Facteurs de risque et perspectives

Le Qatar connaît une croissance économique soutenue, des niveaux d'inflation convenables, et d'importants excédents budgétaires et du compte courant. En outre, la continuité politique continuera à encourager la stabilité politique et les abondants actifs étrangers – constitués grâce à la manne pétrolière et gazière – soutiennent la stabilité macroéconomique.

Si l'on y ajoute le niveau acceptable de dette extérieure à court terme, on comprend pourquoi le Groupe Credendo évalue le risque politique à court terme du Qatar comme très limité (catégorie 1 sur une échelle allant de 1 à 7). À plus long terme, le Groupe Credendo considère le niveau élevé de la dette extérieure brute (même si le Qatar demeure un créancier étranger net) et la vulnérabilité aux prix pétroliers et gaziers (même si des efforts de diversification sont en cours) comme un risque supplémentaire. Par conséquent, l'évaluation du risque politique à moyen et long termes est un peu moins favorable (catégorie 3).

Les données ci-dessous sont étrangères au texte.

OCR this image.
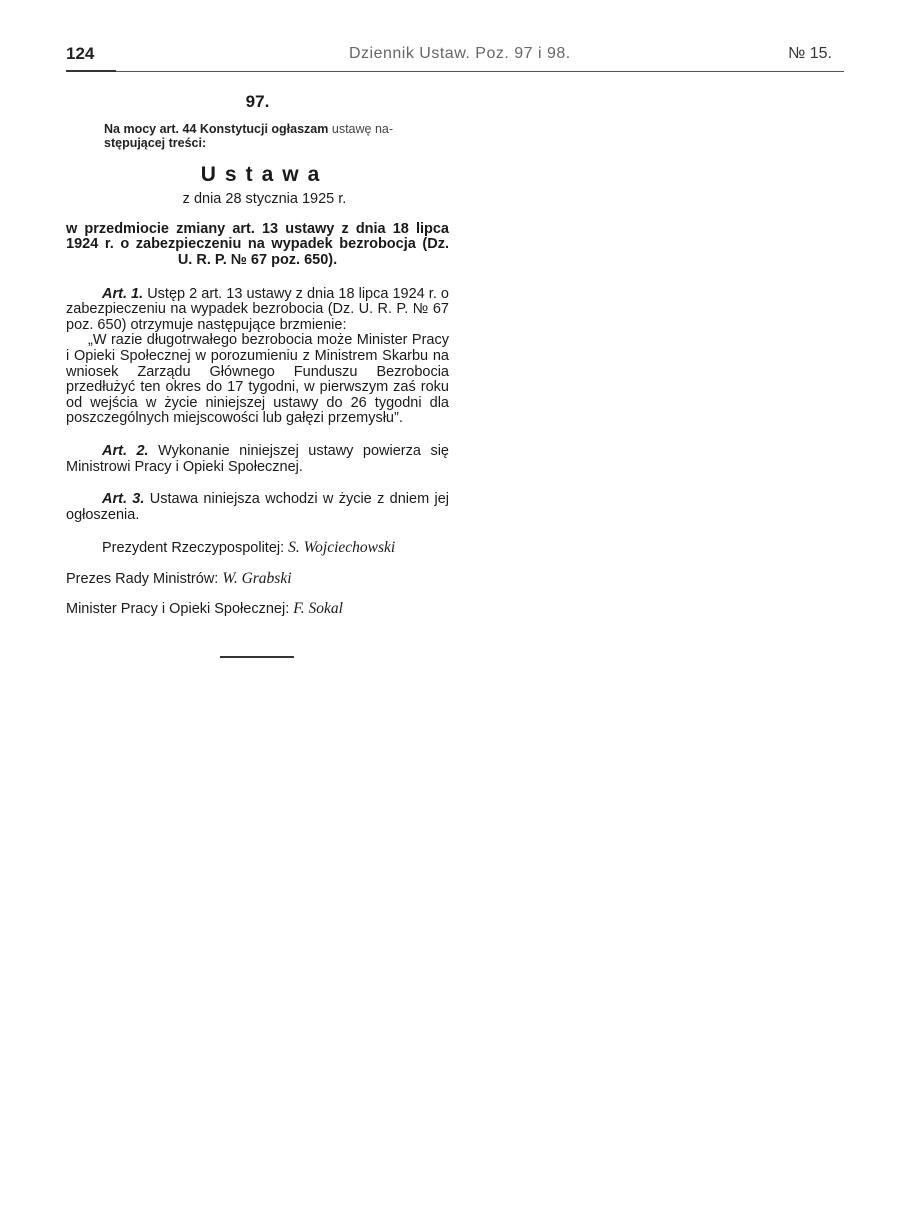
124	Dziennik Ustaw. Poz. 97 i 98.	№ 15.
97.
Na mocy art. 44 Konstytucji ogłaszam ustawę na-
stępującej treści:
Ustawa
z dnia 28 stycznia 1925 r.
w przedmiocie zmiany art. 13 ustawy z dnia 18 lipca 1924 r. o zabezpieczeniu na wypadek bezrobocja (Dz. U. R. P. № 67 poz. 650).

Art. 1. Ustęp 2 art. 13 ustawy z dnia 18 lipca 1924 r. o zabezpieczeniu na wypadek bezrobocia (Dz. U. R. P. № 67 poz. 650) otrzymuje następujące brzmienie:

„W razie długotrwałego bezrobocia może Minister Pracy i Opieki Społecznej w porozumieniu z Ministrem Skarbu na wniosek Zarządu Głównego Funduszu Bezrobocia przedłużyć ten okres do 17 tygodni, w pierwszym zaś roku od wejścia w życie niniejszej ustawy do 26 tygodni dla poszczególnych miejscowości lub gałęzi przemysłu”.

Art. 2. Wykonanie niniejszej ustawy powierza się Ministrowi Pracy i Opieki Społecznej.

Art. 3. Ustawa niniejsza wchodzi w życie z dniem jej ogłoszenia.

Prezydent Rzeczypospolitej: S. Wojciechowski

Prezes Rady Ministrów: W. Grabski

Minister Pracy i Opieki Społecznej: F. Sokal
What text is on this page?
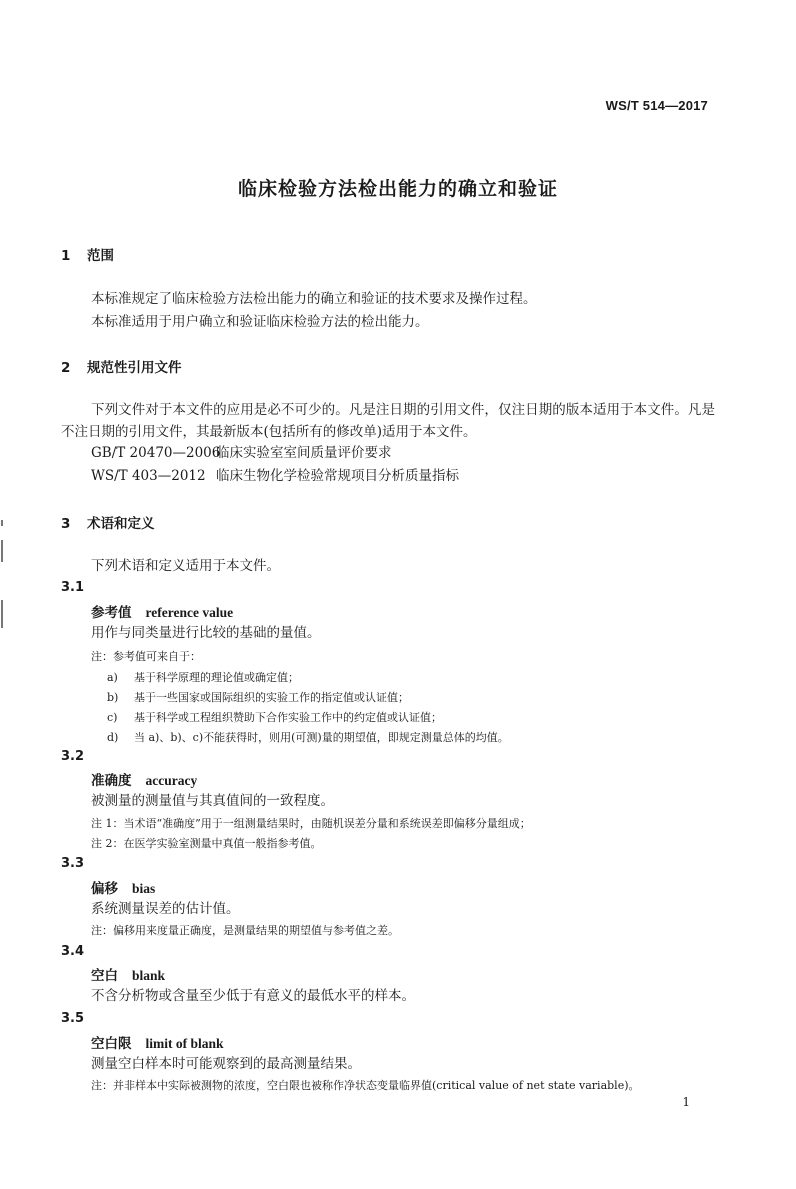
WS/T 514—2017
临床检验方法检出能力的确立和验证
1 范围
本标准规定了临床检验方法检出能力的确立和验证的技术要求及操作过程。
本标准适用于用户确立和验证临床检验方法的检出能力。
2 规范性引用文件
下列文件对于本文件的应用是必不可少的。凡是注日期的引用文件，仅注日期的版本适用于本文件。凡是不注日期的引用文件，其最新版本(包括所有的修改单)适用于本文件。
GB/T 20470—2006临床实验室室间质量评价要求
WS/T 403—2012 临床生物化学检验常规项目分析质量指标
3 术语和定义
下列术语和定义适用于本文件。
3.1
参考值 reference value
用作与同类量进行比较的基础的量值。
注：参考值可来自于：
a) 基于科学原理的理论值或确定值；
b) 基于一些国家或国际组织的实验工作的指定值或认证值；
c) 基于科学或工程组织赞助下合作实验工作中的约定值或认证值；
d) 当 a)、b)、c)不能获得时，则用(可测)量的期望值，即规定测量总体的均值。
3.2
准确度 accuracy
被测量的测量值与其真值间的一致程度。
注 1：当术语“准确度”用于一组测量结果时，由随机误差分量和系统误差即偏移分量组成；
注 2：在医学实验室测量中真值一般指参考值。
3.3
偏移 bias
系统测量误差的估计值。
注：偏移用来度量正确度，是测量结果的期望值与参考值之差。
3.4
空白 blank
不含分析物或含量至少低于有意义的最低水平的样本。
3.5
空白限 limit of blank
测量空白样本时可能观察到的最高测量结果。
注：并非样本中实际被测物的浓度，空白限也被称作净状态变量临界值(critical value of net state variable)。
1
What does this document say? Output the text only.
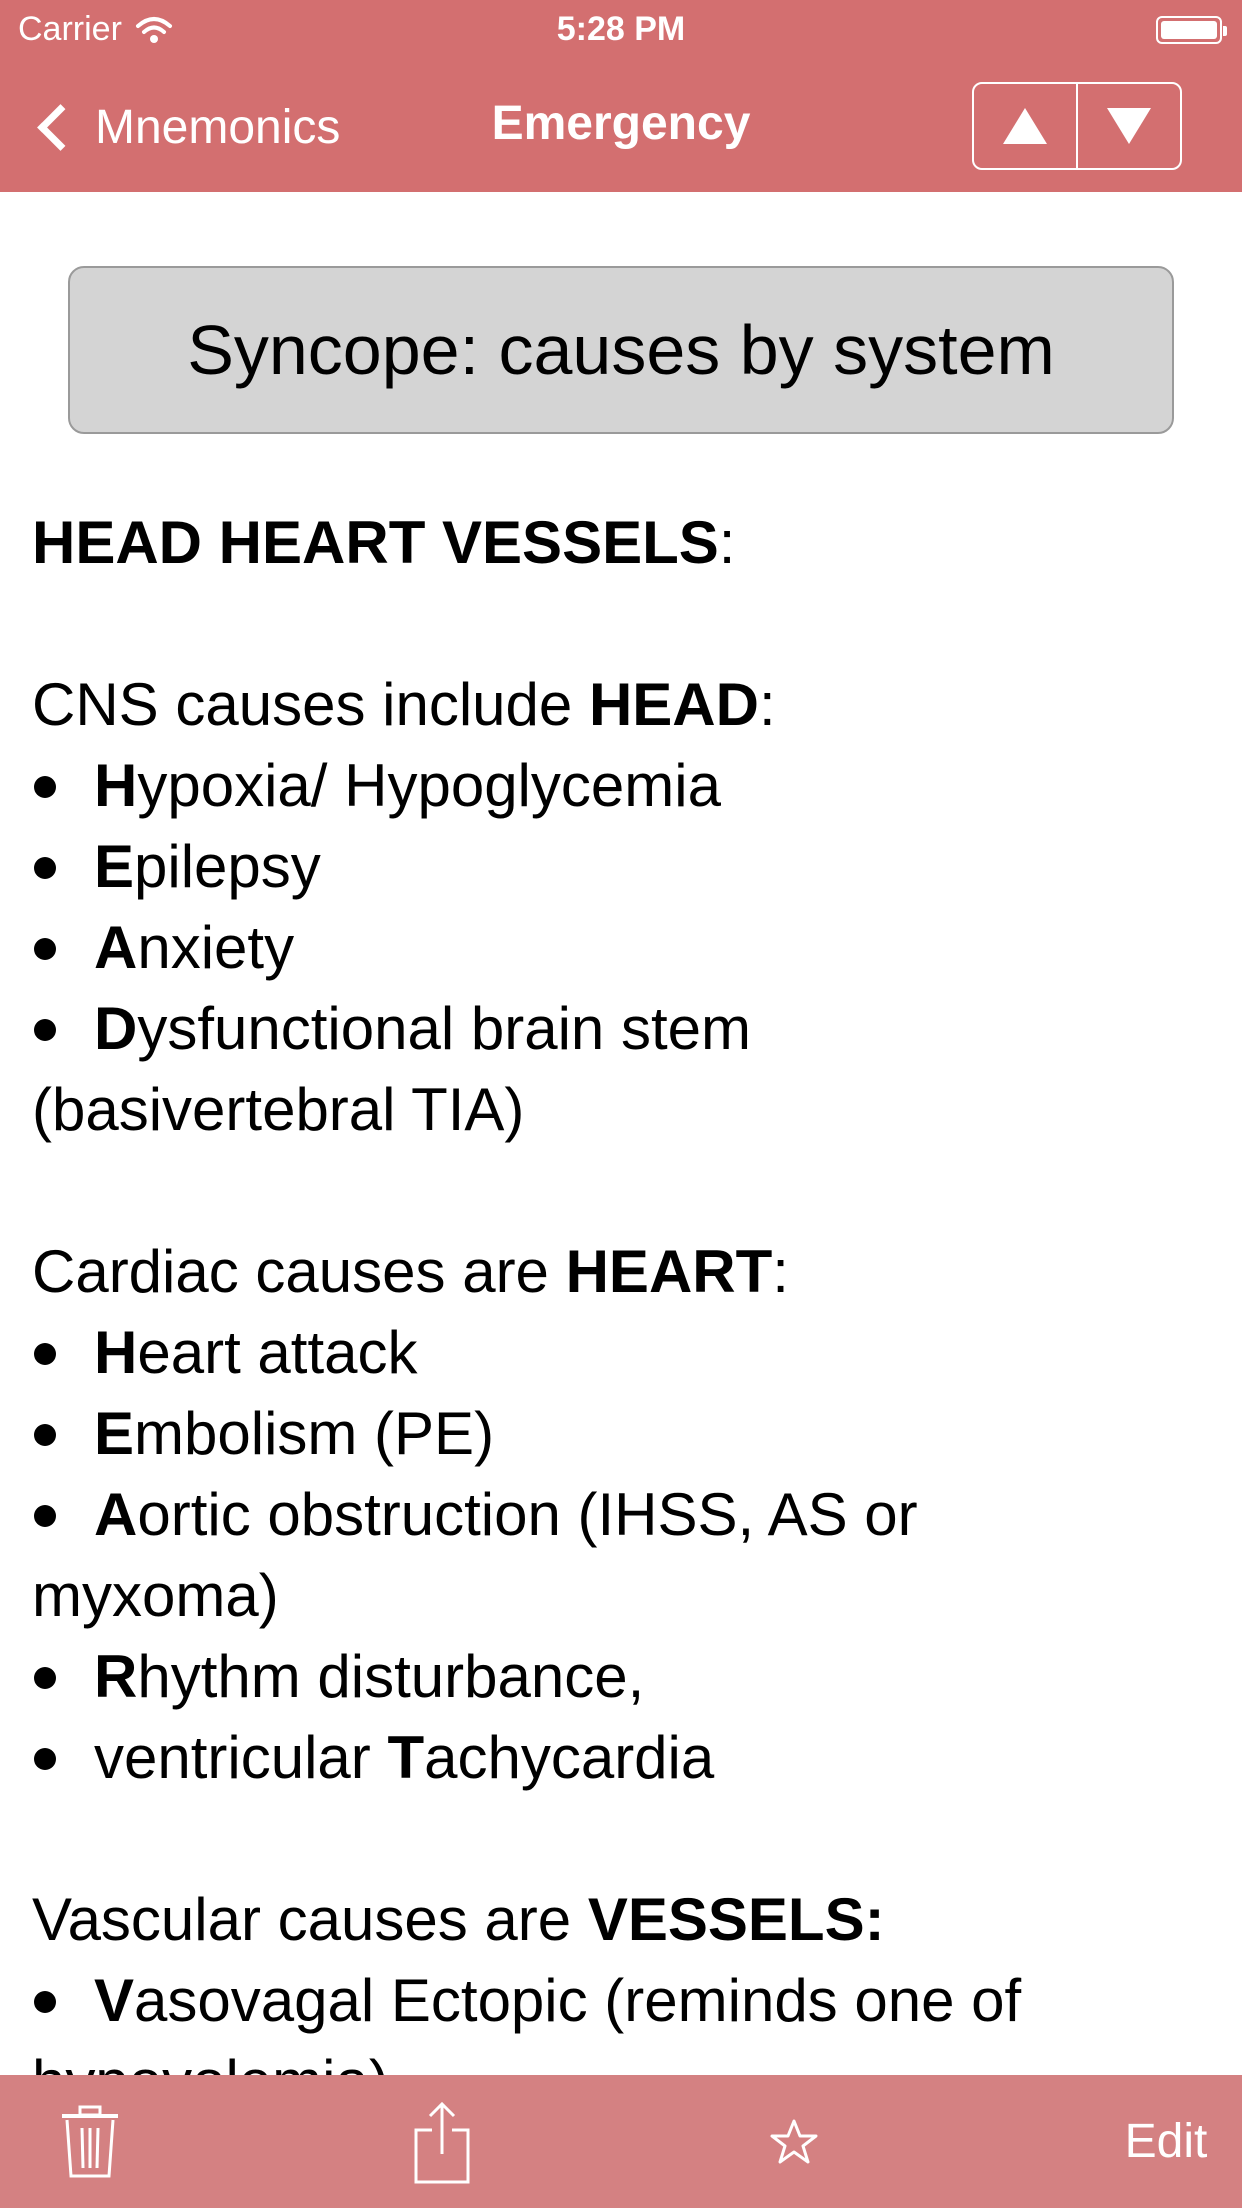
Carrier	5:28 PM
Mnemonics	Emergency
Syncope: causes by system
HEAD HEART VESSELS:
CNS causes include HEAD:
Hypoxia/ Hypoglycemia
Epilepsy
Anxiety
Dysfunctional brain stem
(basivertebral TIA)
Cardiac causes are HEART:
Heart attack
Embolism (PE)
Aortic obstruction (IHSS, AS or
myxoma)
Rhythm disturbance,
ventricular Tachycardia
Vascular causes are VESSELS:
Vasovagal Ectopic (reminds one of
Edit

Enfin, le Groupe Credendo observe un risque commercial systémique limité au Qatar (catégorie A sur une échelle allant de A à C). Hormis une forte croissance économique, les éléments positifs sont ici la disponibilité du crédit au secteur privé à un coût limité et l'ancrage tenable du taux de change du riyal qatarien au dollar US. Du côté négatif, l'environnement des affaires est à améliorer.

Faits & Chiffres

Forces

  • Stabilité intérieure
  • Forte croissance
  • Abondance des ressources naturelles
  • Importantes réserves financières

Faiblesses

  • Manque de transparence
  • Vulnérabilité aux tensions géopolitiques
  • Dépendance envers le secteur pétrolier et gazier
  • Dette extérieure élevée

Principales exportations

  • Hydrocarbures (81,5% des recettes du compte courant 2013), revenus d'investissement (4,1%), services de transport (3,6%), tourisme (2,2%)

Groupe de revenus

  • Revenus élevés

Revenu par habitant

  • 85.550 USD

Population

  • 2,2 M

Description du système électoral

  • Assemblée consultative: les premières élections ont été ajournées à plusieurs reprises
  • Conseils municipaux: mandat de 4 ans, prochaines élections prévues en 2015

Chef du gouvernement

  • Premier ministre Sheikh Abdullah Bin Nasser Bin Khalifa al-Thani

Chef d’État

  • Émir Sheikh Tamim Bin Hamad al-Thani

Évaluation du risque pays

La richesse, gage de stabilité domestique

L'État du Golfe du Qatar est dirigé par la famille royale al-Thani, dont la prééminence politique remonte au milieu du 19e siècle. La dynastie a survécu tant à la domination ottomane qu'à la colonisation britannique dont le Qatar a acquis son indépendance en 1971. Le chef d'État actuel du Qatar est l'émir Sheikh Tamim. Il a accédé au pouvoir suite à l'abdication volontaire de son père, Sheik Hamad, en juin 2013. Il convient de remarquer qu'une transmission du pouvoir aussi ordonnée est inhabituelle dans la région (où la plupart des dirigeants règnent à vie) et contraste même avec le passé qatarien. En effet, Sheikh Hamad a lui même fomenté un coup d'État sans effusion de sang contre son père, Sheikh Khalifa, pour s'emparer du pouvoir en 1995. Cela étant dit, il est improbable que les dissensions qui persistent au sein de la famille al-Thani débouchent sur un nouveau coup d'état dans un futur proche.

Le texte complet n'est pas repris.